Optimal Design Of A Part Of High-speed Underwater Vehicle Based On Genetic Algorithm

Currently, high-speed of underwater weapons has been needed by the military higher by higher. However paradoxically, the great resistance has been brought by the high-speed underwater vehicle as well. The main method of resistance-reducing of supercavitation motion body is making the movement formed around the cavitation. The cavitation device is an important component of cavity formation with high speed underwater. The quality of the design space is not only with the drag reduction effect of the underwater vehicle, but also has the great influence on the shape of the cavity. Genetic algorithm, based on natural selection and population genetics, is an iterative, evolution, broad applicability search method with global convergence.The development of the optimization design, the solutions of the problems and the development of Genetic algorithm has been introduced. Then the basic theory of optimal design and several conventional methods and genetic algorithm optimization theory has been described.
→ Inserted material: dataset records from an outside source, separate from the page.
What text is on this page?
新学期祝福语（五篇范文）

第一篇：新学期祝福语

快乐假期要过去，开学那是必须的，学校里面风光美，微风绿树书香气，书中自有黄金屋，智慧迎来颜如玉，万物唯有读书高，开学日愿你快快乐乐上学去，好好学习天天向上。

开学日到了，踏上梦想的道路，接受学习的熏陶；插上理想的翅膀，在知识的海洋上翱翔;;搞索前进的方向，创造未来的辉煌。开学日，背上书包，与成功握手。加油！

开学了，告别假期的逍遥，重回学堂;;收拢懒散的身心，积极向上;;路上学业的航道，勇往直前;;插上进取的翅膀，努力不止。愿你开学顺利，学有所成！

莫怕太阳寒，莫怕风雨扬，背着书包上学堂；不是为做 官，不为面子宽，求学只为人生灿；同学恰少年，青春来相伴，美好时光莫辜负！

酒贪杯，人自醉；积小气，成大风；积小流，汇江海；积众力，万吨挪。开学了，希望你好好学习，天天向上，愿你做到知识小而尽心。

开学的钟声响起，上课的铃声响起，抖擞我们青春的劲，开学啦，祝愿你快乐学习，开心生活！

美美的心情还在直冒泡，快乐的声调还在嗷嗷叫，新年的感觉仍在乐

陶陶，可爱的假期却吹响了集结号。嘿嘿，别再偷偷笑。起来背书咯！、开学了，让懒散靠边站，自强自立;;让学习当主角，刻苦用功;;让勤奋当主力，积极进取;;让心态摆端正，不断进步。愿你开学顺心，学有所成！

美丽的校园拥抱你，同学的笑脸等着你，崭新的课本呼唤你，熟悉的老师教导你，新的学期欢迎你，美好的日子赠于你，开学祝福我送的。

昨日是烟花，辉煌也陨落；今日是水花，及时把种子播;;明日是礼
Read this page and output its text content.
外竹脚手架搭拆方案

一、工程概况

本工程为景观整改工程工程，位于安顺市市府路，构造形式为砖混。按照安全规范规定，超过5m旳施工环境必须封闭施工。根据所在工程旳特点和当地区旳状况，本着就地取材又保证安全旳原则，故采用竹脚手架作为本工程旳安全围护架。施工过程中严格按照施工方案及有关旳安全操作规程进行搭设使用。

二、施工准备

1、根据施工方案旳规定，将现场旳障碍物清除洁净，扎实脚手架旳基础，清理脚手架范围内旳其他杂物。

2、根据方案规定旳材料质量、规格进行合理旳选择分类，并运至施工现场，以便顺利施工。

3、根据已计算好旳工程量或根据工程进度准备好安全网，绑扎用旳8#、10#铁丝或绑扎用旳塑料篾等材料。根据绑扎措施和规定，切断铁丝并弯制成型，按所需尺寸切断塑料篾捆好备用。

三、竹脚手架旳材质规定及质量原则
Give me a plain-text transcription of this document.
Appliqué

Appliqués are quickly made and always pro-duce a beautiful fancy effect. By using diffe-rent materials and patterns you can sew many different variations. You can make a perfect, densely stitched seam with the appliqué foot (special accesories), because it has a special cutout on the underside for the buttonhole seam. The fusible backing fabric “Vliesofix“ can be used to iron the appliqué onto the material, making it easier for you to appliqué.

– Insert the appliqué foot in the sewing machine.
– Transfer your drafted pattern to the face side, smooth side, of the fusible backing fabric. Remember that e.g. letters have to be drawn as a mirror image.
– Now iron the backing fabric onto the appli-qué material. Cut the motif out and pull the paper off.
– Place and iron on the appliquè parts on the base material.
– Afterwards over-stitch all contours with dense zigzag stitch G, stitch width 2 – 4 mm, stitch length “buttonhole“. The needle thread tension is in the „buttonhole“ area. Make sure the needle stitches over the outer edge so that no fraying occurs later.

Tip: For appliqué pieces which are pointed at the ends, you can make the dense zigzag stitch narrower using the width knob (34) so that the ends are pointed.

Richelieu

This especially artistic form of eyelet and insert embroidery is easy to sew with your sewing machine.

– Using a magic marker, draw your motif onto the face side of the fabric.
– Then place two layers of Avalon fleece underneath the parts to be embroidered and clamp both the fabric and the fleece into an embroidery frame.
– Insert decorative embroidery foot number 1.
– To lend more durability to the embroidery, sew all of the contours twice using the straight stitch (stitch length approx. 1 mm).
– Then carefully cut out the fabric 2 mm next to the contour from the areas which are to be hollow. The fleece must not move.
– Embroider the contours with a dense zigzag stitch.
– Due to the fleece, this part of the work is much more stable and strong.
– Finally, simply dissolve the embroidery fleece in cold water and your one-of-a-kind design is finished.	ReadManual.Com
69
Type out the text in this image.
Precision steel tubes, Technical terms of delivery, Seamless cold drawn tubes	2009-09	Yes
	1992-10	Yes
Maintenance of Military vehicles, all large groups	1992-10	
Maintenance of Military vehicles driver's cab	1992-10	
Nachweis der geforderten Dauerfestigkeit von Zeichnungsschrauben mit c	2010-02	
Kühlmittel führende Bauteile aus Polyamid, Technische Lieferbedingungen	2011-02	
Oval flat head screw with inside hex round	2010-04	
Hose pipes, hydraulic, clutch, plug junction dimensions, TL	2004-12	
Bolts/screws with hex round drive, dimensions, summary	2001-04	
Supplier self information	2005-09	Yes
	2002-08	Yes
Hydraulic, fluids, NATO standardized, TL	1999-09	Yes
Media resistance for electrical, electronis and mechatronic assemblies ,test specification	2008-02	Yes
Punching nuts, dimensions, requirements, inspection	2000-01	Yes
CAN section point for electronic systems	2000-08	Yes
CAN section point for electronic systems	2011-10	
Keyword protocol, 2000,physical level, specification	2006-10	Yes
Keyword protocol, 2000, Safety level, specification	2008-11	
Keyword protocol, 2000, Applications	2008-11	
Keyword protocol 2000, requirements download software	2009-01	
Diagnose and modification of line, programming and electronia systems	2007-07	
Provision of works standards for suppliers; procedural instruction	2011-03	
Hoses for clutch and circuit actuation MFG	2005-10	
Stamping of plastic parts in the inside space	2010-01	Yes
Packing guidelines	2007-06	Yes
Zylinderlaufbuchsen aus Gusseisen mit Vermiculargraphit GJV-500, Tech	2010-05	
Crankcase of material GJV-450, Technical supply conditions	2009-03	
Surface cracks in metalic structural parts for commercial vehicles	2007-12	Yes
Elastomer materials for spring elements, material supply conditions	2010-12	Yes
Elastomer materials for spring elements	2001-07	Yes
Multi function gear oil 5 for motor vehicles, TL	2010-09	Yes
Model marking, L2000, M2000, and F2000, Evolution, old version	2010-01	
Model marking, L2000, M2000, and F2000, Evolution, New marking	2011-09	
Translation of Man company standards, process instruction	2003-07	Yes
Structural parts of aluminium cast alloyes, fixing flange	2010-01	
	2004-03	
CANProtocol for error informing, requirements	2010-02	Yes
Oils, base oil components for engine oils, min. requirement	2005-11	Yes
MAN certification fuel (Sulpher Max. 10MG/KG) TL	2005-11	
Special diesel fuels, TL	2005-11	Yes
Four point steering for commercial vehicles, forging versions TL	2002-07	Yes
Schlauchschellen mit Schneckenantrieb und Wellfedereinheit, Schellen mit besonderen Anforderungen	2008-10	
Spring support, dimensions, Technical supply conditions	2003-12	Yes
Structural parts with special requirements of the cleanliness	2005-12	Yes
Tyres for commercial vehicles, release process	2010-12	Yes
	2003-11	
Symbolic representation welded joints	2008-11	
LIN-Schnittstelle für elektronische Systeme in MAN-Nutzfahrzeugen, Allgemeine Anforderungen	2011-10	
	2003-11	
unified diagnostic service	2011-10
And referred to simply introduce a genetic algorithm to remove invalid ideological constraints.In this paper, the high-speed underwater voyage has been analyzed through the dynamics to establish the dynamic equation. The optimization equation has been established through the boundary conditions of the cavity shape, which the semi-cone angle cavitator is the variable displacement, and the goal is the speed. Unlike the traditional optimization method,, the continuous differentiable is not required by the fitness function of genetic algorithm.Boundary conditions can be consider by the method of penalty function. Genetic algorithms is a very suitable method to solve the fitness function, in the process of solving with MATLAB, the population size of the genetic algorithm and the hereditary algebra should be set smaller to find the optimal results repeatedly of which the scope of the initial population is the result to increase the number of species and genetic algebra. In less time then we can find the best results. At the same time the local optimum into the genetic algorithm can be avoided.